The strategy, a summary of which the Department of the Defense published on Tuesday, notes that “strategic competitors are conducting cyber-enabled campaigns to erode U.S. military advantages, threaten our infrastructure, and reduce our economic prosperity.”
“The Department must respond to these activities by exposing, disrupting, and degrading cyber activity threatening U.S. interests, strengthening the cybersecurity and resilience of key potential targets, and working closely with other departments and agencies, as well as with our allies and partners,” it explains. “Our primary role in this homeland defense mission is to defend forward by leveraging our focus outward to stop threats before they reach their targets.”
It then outlines three key components of the strategy:
First, we must ensure the U.S. military’s ability to fight and win wars in any domain, including cyberspace. Second, the Department seeks to preempt, defeat, or deter malicious cyber activity targeting U.S. critical infrastructure that could cause a significant cyber incident regardless of whether that incident would impact DoD’s warfighting readiness or capability.

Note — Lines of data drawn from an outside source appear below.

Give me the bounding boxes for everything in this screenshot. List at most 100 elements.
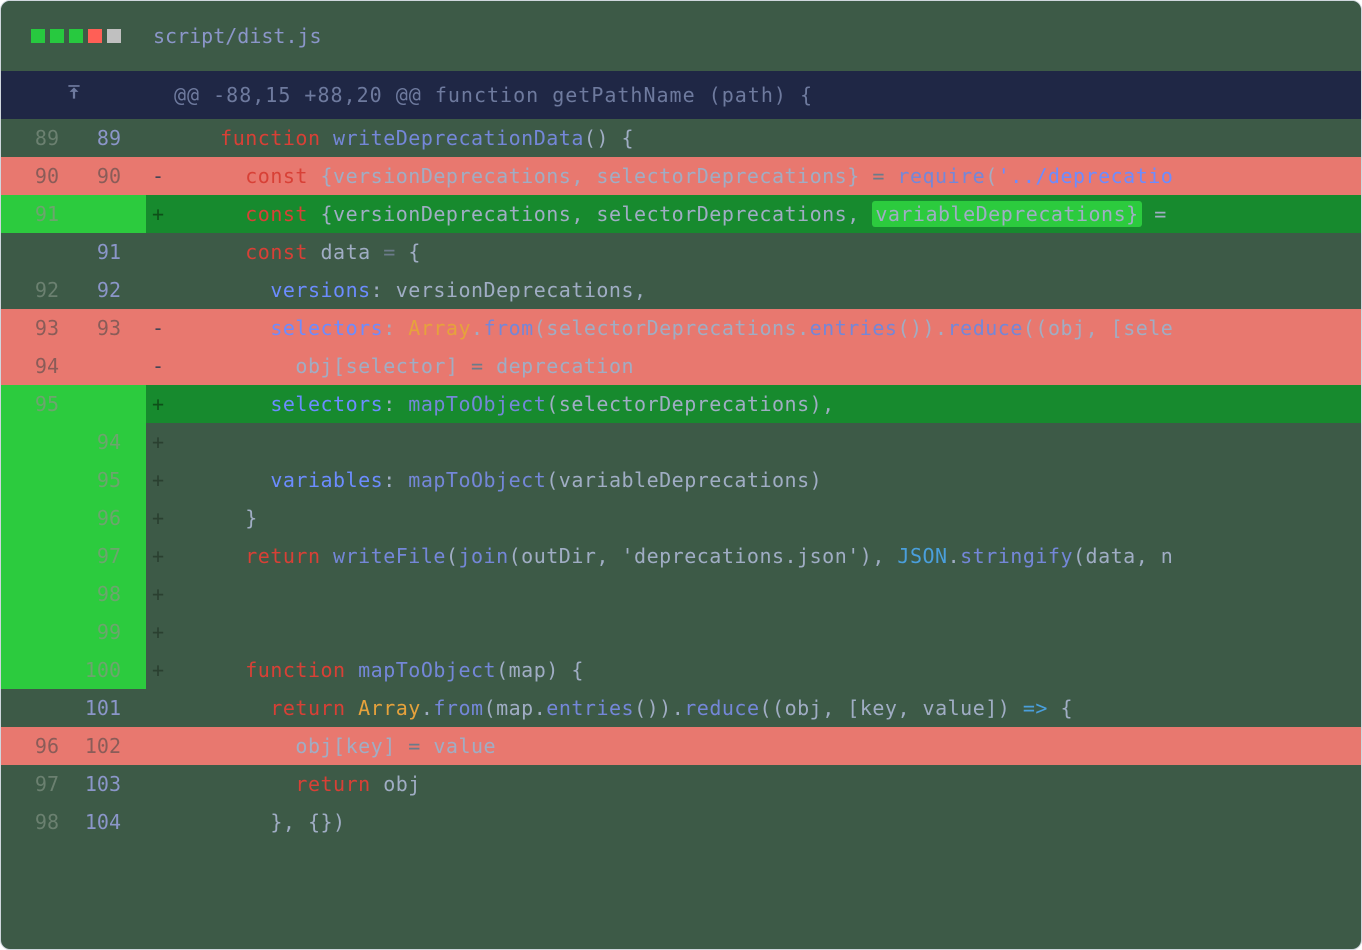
- diff-marker: -: [146, 347, 170, 385]
- diff-marker: [146, 727, 170, 765]
- diff-marker: [146, 765, 170, 803]
- line-number-old: 89: [1, 126, 63, 150]
- diffstat-neutral-dot: [107, 29, 121, 43]
- line-number-new: 90: [63, 164, 125, 188]
- line-number-new: 93: [63, 316, 125, 340]
- code-content[interactable]: const {versionDeprecations, selectorDepr…: [170, 195, 1361, 233]
- line-gutter[interactable]: 95: [1, 461, 146, 499]
- line-gutter[interactable]: 98: [1, 575, 146, 613]
- diff-line: 98104 }, {}): [1, 803, 1361, 841]
- file-header: script/dist.js: [1, 1, 1361, 71]
- diff-line: 94 - obj[selector] = deprecation: [1, 347, 1361, 385]
- code-content[interactable]: }: [170, 499, 1361, 537]
- diff-line: 8989 function writeDeprecationData() {: [1, 119, 1361, 157]
- code-content[interactable]: return writeFile(join(outDir, 'deprecati…: [170, 537, 1361, 575]
- diff-marker: +: [146, 195, 170, 233]
- line-number-new: 102: [63, 734, 125, 758]
- diff-marker: -: [146, 157, 170, 195]
- diffstat-added-dot: [31, 29, 45, 43]
- diff-marker: [146, 689, 170, 727]
- line-gutter[interactable]: 8989: [1, 119, 146, 157]
- diff-marker: +: [146, 613, 170, 651]
- diff-line: 96+ }: [1, 499, 1361, 537]
- line-number-old: 91: [1, 202, 63, 226]
- diff-window: script/dist.js @@ -88,15 +88,20 @@ funct…: [0, 0, 1362, 950]
- file-path[interactable]: script/dist.js: [153, 24, 322, 48]
- line-number-new: 101: [63, 696, 125, 720]
- line-gutter[interactable]: 94: [1, 423, 146, 461]
- line-number-old: 94: [1, 354, 63, 378]
- line-number-new: 99: [63, 620, 125, 644]
- code-content[interactable]: variables: mapToObject(variableDeprecati…: [170, 461, 1361, 499]
- hunk-header: @@ -88,15 +88,20 @@ function getPathName…: [1, 71, 1361, 119]
- code-content[interactable]: const data = {: [170, 233, 1361, 271]
- diff-line: 98+: [1, 575, 1361, 613]
- code-content[interactable]: [170, 575, 1361, 613]
- diff-line: 101 return Array.from(map.entries()).red…: [1, 689, 1361, 727]
- code-content[interactable]: return Array.from(map.entries()).reduce(…: [170, 689, 1361, 727]
- diff-marker: [146, 803, 170, 841]
- diff-marker: [146, 119, 170, 157]
- code-content[interactable]: const {versionDeprecations, selectorDepr…: [170, 157, 1361, 195]
- line-gutter[interactable]: 97103: [1, 765, 146, 803]
- line-gutter[interactable]: 101: [1, 689, 146, 727]
- expand-gutter[interactable]: [1, 84, 146, 107]
- code-content[interactable]: versions: versionDeprecations,: [170, 271, 1361, 309]
- diff-marker: +: [146, 385, 170, 423]
- line-gutter[interactable]: 9393: [1, 309, 146, 347]
- diff-marker: +: [146, 461, 170, 499]
- line-gutter[interactable]: 100: [1, 651, 146, 689]
- line-gutter[interactable]: 96102: [1, 727, 146, 765]
- diff-marker: +: [146, 651, 170, 689]
- code-content[interactable]: selectors: Array.from(selectorDeprecatio…: [170, 309, 1361, 347]
- line-gutter[interactable]: 96: [1, 499, 146, 537]
- line-number-new: 89: [63, 126, 125, 150]
- line-number-new: 92: [63, 278, 125, 302]
- line-gutter[interactable]: 99: [1, 613, 146, 651]
- code-content[interactable]: selectors: mapToObject(selectorDeprecati…: [170, 385, 1361, 423]
- line-number-new: 94: [63, 430, 125, 454]
- code-content[interactable]: [170, 613, 1361, 651]
- line-gutter[interactable]: 9090: [1, 157, 146, 195]
- diff-marker: [146, 271, 170, 309]
- diffstat-added-dot: [69, 29, 83, 43]
- diff-marker: +: [146, 575, 170, 613]
- expand-up-icon: [65, 84, 83, 107]
- line-number-old: 97: [1, 772, 63, 796]
- line-number-old: 95: [1, 392, 63, 416]
- diff-line: 9393- selectors: Array.from(selectorDepr…: [1, 309, 1361, 347]
- code-content[interactable]: [170, 423, 1361, 461]
- line-number-old: 96: [1, 734, 63, 758]
- code-content[interactable]: }, {}): [170, 803, 1361, 841]
- diff-line: 91 + const {versionDeprecations, selector…: [1, 195, 1361, 233]
- line-gutter[interactable]: 98104: [1, 803, 146, 841]
- line-number-old: 92: [1, 278, 63, 302]
- code-content[interactable]: function mapToObject(map) {: [170, 651, 1361, 689]
- line-gutter[interactable]: 95: [1, 385, 146, 423]
- line-number-new: 96: [63, 506, 125, 530]
- code-content[interactable]: function writeDeprecationData() {: [170, 119, 1361, 157]
- code-content[interactable]: obj[selector] = deprecation: [170, 347, 1361, 385]
- line-gutter[interactable]: 9292: [1, 271, 146, 309]
- diffstat-removed-dot: [88, 29, 102, 43]
- line-gutter[interactable]: 97: [1, 537, 146, 575]
- diff-lines: 8989 function writeDeprecationData() {90…: [1, 119, 1361, 841]
- code-content[interactable]: return obj: [170, 765, 1361, 803]
- code-content[interactable]: obj[key] = value: [170, 727, 1361, 765]
- diff-marker: -: [146, 309, 170, 347]
- diffstat-dots: [31, 29, 121, 43]
- diff-line: 9292 versions: versionDeprecations,: [1, 271, 1361, 309]
- diff-line: 99 +: [1, 613, 1361, 651]
- diff-marker: [146, 233, 170, 271]
- line-number-old: 93: [1, 316, 63, 340]
- diff-line: 97103 return obj: [1, 765, 1361, 803]
- line-gutter[interactable]: 91: [1, 195, 146, 233]
- diff-line: 9090- const {versionDeprecations, select…: [1, 157, 1361, 195]
- line-number-new: 91: [63, 240, 125, 264]
- hunk-info: @@ -88,15 +88,20 @@ function getPathName…: [146, 83, 813, 107]
- line-gutter[interactable]: 94: [1, 347, 146, 385]
- line-gutter[interactable]: 91: [1, 233, 146, 271]
- diff-line: 96102 obj[key] = value: [1, 727, 1361, 765]
- diff-line: 95 + selectors: mapToObject(selectorDepre…: [1, 385, 1361, 423]
- diff-line: 91 const data = {: [1, 233, 1361, 271]
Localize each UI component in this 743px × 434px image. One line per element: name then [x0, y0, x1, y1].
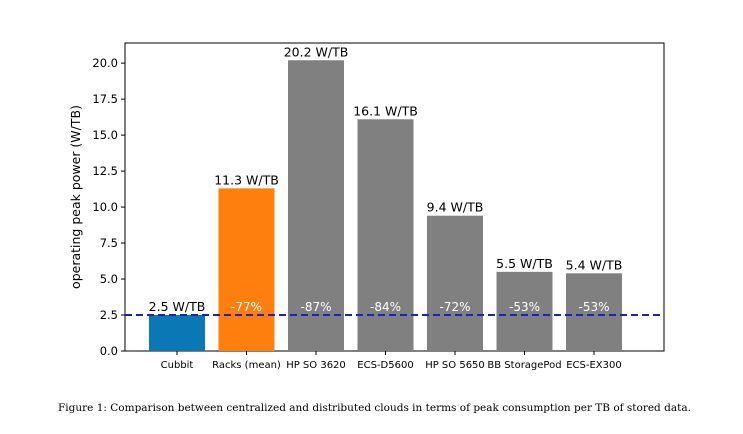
reduction-label: -53% [578, 300, 609, 314]
bar-chart: 0.0 2.5 5.0 7.5 10.0 12.5 15.0 17.5 20.0 2.5 W/T… [68, 42, 665, 371]
bars-group [149, 60, 622, 352]
reduction-label: -84% [370, 300, 401, 314]
reduction-label: -53% [509, 300, 540, 314]
bar [496, 271, 553, 351]
x-tick-label: HP SO 3620 [286, 360, 346, 371]
x-tick-label: ECS-D5600 [357, 360, 413, 371]
bar [218, 188, 275, 351]
x-tick-label: ECS-EX300 [566, 360, 622, 371]
y-tick-label: 7.5 [100, 236, 118, 250]
bar-value-label: 9.4 W/TB [427, 200, 484, 215]
x-tick-label: Racks (mean) [212, 360, 281, 371]
y-tick-label: 0.0 [100, 344, 118, 358]
y-tick-label: 15.0 [92, 128, 118, 142]
y-axis: 0.0 2.5 5.0 7.5 10.0 12.5 15.0 17.5 20.0 [92, 56, 125, 358]
x-tick-label: BB StoragePod [487, 360, 561, 371]
y-tick-label: 5.0 [100, 272, 118, 286]
reduction-label: -77% [231, 300, 262, 314]
labels-group: 2.5 W/TB 11.3 W/TB -77% 20.2 W/TB -87% 16.1 W… [149, 44, 623, 314]
bar [566, 273, 622, 351]
x-tick-label: Cubbit [161, 360, 194, 371]
y-tick-label: 2.5 [100, 308, 118, 322]
y-tick-label: 10.0 [92, 200, 118, 214]
figure-caption: Figure 1: Comparison between centralized… [58, 402, 691, 414]
x-axis: Cubbit Racks (mean) HP SO 3620 ECS-D5600 HP … [161, 351, 622, 371]
bar-value-label: 20.2 W/TB [284, 44, 349, 59]
bar-value-label: 5.4 W/TB [566, 257, 623, 272]
reduction-label: -87% [300, 300, 331, 314]
bar-value-label: 16.1 W/TB [353, 103, 418, 118]
y-axis-title: operating peak power (W/TB) [68, 105, 83, 289]
reduction-label: -72% [439, 300, 470, 314]
y-tick-label: 17.5 [92, 92, 118, 106]
bar-value-label: 2.5 W/TB [149, 299, 206, 314]
y-tick-label: 12.5 [92, 164, 118, 178]
bar [149, 315, 205, 351]
bar [427, 215, 483, 351]
bar-value-label: 11.3 W/TB [214, 172, 279, 187]
y-tick-label: 20.0 [92, 56, 118, 70]
bar-value-label: 5.5 W/TB [496, 256, 553, 271]
bar [357, 119, 414, 352]
x-tick-label: HP SO 5650 [425, 360, 485, 371]
bar [288, 60, 344, 351]
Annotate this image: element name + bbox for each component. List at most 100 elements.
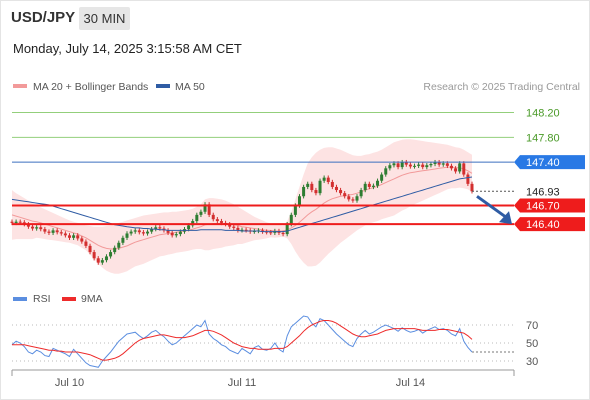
candle-body [125,233,129,238]
candle-body [413,165,416,167]
candle-body [150,229,154,232]
forecast-arrow-shaft [476,195,507,219]
candle-body [76,235,80,239]
candle-body [285,224,289,235]
candle-body [43,229,47,232]
candle-body [26,224,30,227]
candle-body [326,177,330,182]
candle-body [261,230,265,232]
candle-body [18,221,22,223]
candle-body [31,226,35,229]
candle-body [425,165,429,168]
candle-body [109,252,113,257]
candle-body [396,163,400,168]
candle-body [240,229,244,231]
candle-body [269,232,273,234]
candle-body [104,256,108,261]
candle-body [14,221,18,223]
time-axis: Jul 10 Jul 11 Jul 14 [11,369,515,389]
candle-body [289,214,293,225]
candle-body [10,221,14,223]
candle-body [68,235,71,238]
target-label: 147.80 [526,132,560,144]
support-badge [514,198,585,213]
pivot-badge [514,155,585,170]
chart-header: USD/JPY 30 MIN [0,0,590,36]
candle-body [100,260,104,263]
forecast-arrow-head [499,211,512,225]
candle-body [88,245,92,253]
support-badge [514,217,585,232]
candle-body [228,224,232,227]
candle-body [92,252,96,259]
candle-body [293,205,297,215]
candle-body [392,163,396,166]
candle-body [133,230,137,232]
candle-body [429,163,433,166]
legend-label-rsi: RSI [33,293,51,305]
target-label: 148.20 [526,108,560,120]
candle-body [244,229,248,231]
candle-body [462,163,466,175]
candle-body [371,185,375,187]
candle-body [454,168,458,172]
candle-body [39,227,43,230]
candle-body [433,162,437,164]
candle-body [195,214,199,222]
support-label: 146.40 [526,219,560,231]
candle-body [351,199,355,201]
candle-body [334,186,338,191]
legend-swatch-rsi [13,297,27,301]
last-price-label: 146.93 [526,186,560,198]
legend-label-ma20: MA 20 + Bollinger Bands [33,81,148,93]
candle-body [154,227,158,230]
ma20-line [11,166,473,250]
ma50-line [11,176,473,233]
legend-swatch-9ma [62,297,76,301]
credit-label: Research © 2025 Trading Central [423,81,580,93]
rsi-plot: 70 50 30 [11,315,538,368]
bollinger-band [12,139,472,274]
price-levels: 148.20 147.80 147.40 146.93 146.70 146.40 [12,108,585,232]
candle-body [359,190,363,197]
rsi-line [11,315,473,368]
pivot-label: 147.40 [526,157,560,169]
candle-body [314,190,318,194]
candle-body [215,219,219,222]
candle-body [113,247,117,253]
candle-body [306,183,310,187]
candle-body [347,196,351,200]
candle-body [158,227,162,229]
candle-body [298,196,301,206]
candle-body [421,164,425,168]
candle-body [63,233,67,236]
candle-body [117,242,121,248]
candle-body [339,190,343,194]
rsi-tick-label: 30 [526,356,538,368]
datetime-label: Monday, July 14, 2025 3:15:58 AM CET [13,41,242,56]
rsi-ma-line [12,320,473,361]
candle-body [199,211,203,215]
time-tick-label: Jul 10 [55,377,84,389]
candle-body [376,180,380,186]
price-plot [10,139,474,274]
candle-body [47,231,51,233]
candle-body [187,225,191,230]
candle-body [129,231,133,234]
candle-body [466,174,470,184]
support-label: 146.70 [526,201,560,213]
legend-label-9ma: 9MA [81,293,103,305]
candle-body [388,165,392,169]
timeframe-button[interactable]: 30 MIN [79,7,130,30]
candle-body [384,168,388,175]
candle-body [363,183,367,191]
candle-body [166,230,170,233]
candle-body [207,204,211,215]
candle-body [322,177,326,181]
rsi-tick-label: 50 [526,338,538,350]
candle-body [437,162,441,165]
legend-swatch-ma20 [13,84,27,88]
candle-body [137,230,141,233]
candle-body [203,204,207,212]
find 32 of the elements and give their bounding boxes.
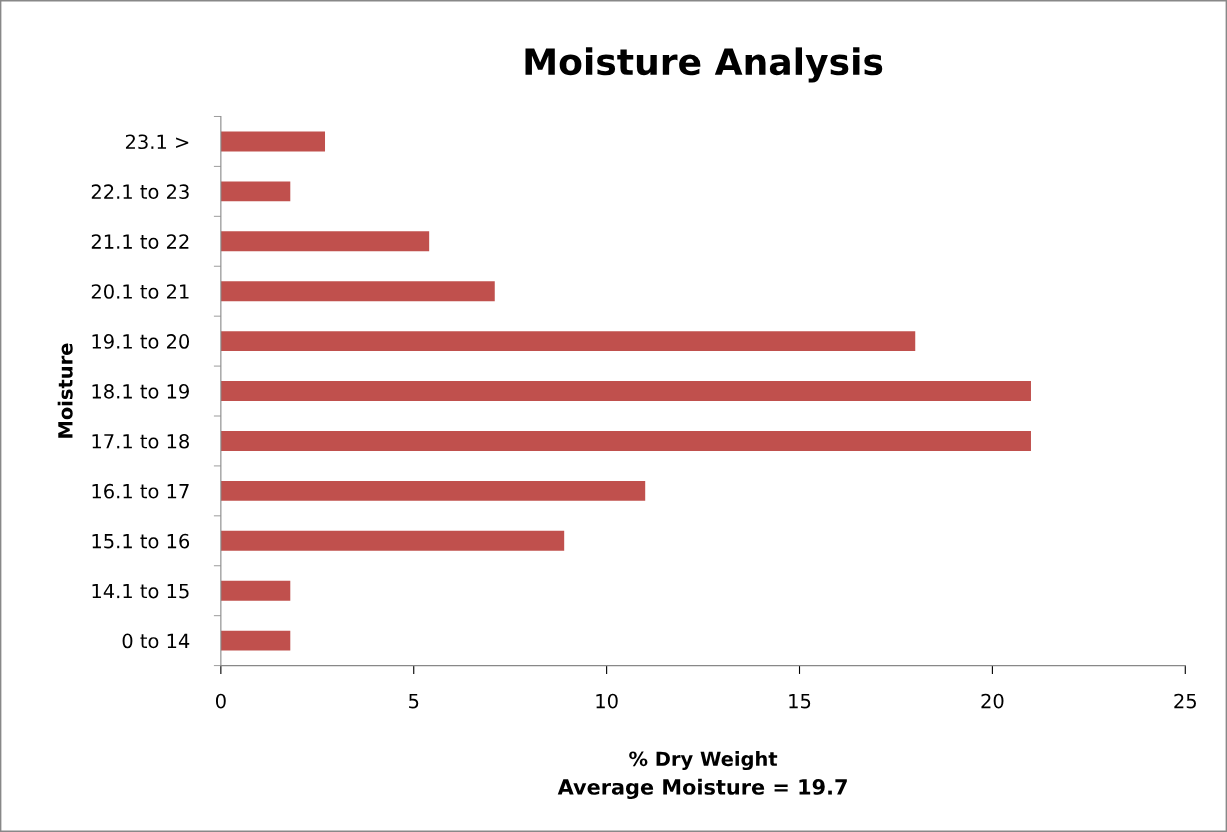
- y-tick-label: 22.1 to 23: [91, 184, 189, 200]
- bar: [220, 630, 291, 651]
- y-tick-label: 21.1 to 22: [91, 234, 189, 249]
- bar: [220, 331, 916, 352]
- bar: [220, 530, 565, 551]
- x-tick-label: 25: [1174, 693, 1196, 709]
- bar: [220, 181, 291, 202]
- bar: [220, 580, 291, 601]
- x-tick-label: 20: [981, 693, 1004, 709]
- x-tick-label: 5: [409, 693, 419, 709]
- y-tick-label: 19.1 to 20: [92, 334, 190, 349]
- chart-title: Moisture Analysis: [525, 47, 883, 83]
- bar: [220, 381, 1031, 402]
- y-axis-title: Moisture: [57, 343, 73, 438]
- y-tick-label: 14.1 to 15: [92, 583, 189, 599]
- bar: [220, 480, 646, 501]
- y-tick-label: 23.1 >: [125, 134, 189, 150]
- bar: [220, 131, 326, 152]
- bar: [220, 231, 430, 252]
- y-tick-label: 15.1 to 16: [92, 533, 190, 549]
- y-tick-label: 17.1 to 18: [92, 433, 189, 449]
- bar: [220, 430, 1031, 451]
- x-axis-title: % Dry Weight: [629, 751, 778, 771]
- text: Average Moisture = 19.7: [557, 778, 847, 800]
- y-tick-label: 20.1 to 21: [91, 284, 189, 299]
- x-tick-label: 0: [215, 693, 226, 709]
- bar: [220, 281, 495, 302]
- y-tick-label: 0 to 14: [122, 633, 190, 649]
- x-tick-label: 10: [596, 693, 618, 709]
- y-tick-label: 18.1 to 19: [92, 384, 189, 399]
- x-tick-label: 15: [789, 693, 811, 709]
- y-tick-label: 16.1 to 17: [92, 483, 189, 499]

Second, the Department seeks to preempt, defeat, or deter malicious cyber activity targeting U.S. critical infrastructure that could cause a significant cyber incident regardless of whether that incident would impact DoD’s warfighting readiness or capability.
Third, the Department will work with U.S. allies and partners to strengthen cyber capacity, expand combined cyberspace operations, and increase bi-directional information sharing in order to advance our mutual interests.
The new proposal comes amid growing concern over the impact of cyber attacks following conclusions that Russia has significantly expanded its cyber attack capabilities. North Korea is also considered a potent cyber threat following attacks that include stealing $81 million from Bangladesh’s central bank and a global attack on Microsoft computer systems through ransomware known as “WannaCry 2.0.”
As noted by CNN, government-sponsored hackers often establish their operations in a foreign country where they carry out such attacks against the U.S., meaning they could end up attacking networks located in countries allied with the U.S.
Last month, President Trump signed a directive rolling back Obama-era restrictions on how the U.S. engages in warfare that required several departments to approve the move. Secretary of Homeland Security Kirstjen Nielsen argued at the time that America’s response to cyber attacks must be “more than commensurate.”
“By the time that a country is attacking civilian networks, civilian assets, it’s not a fair fight,” she said. “It’s not how the international world has created norms and standards. And I don’t think that it should be commensurate, I think it should be more.”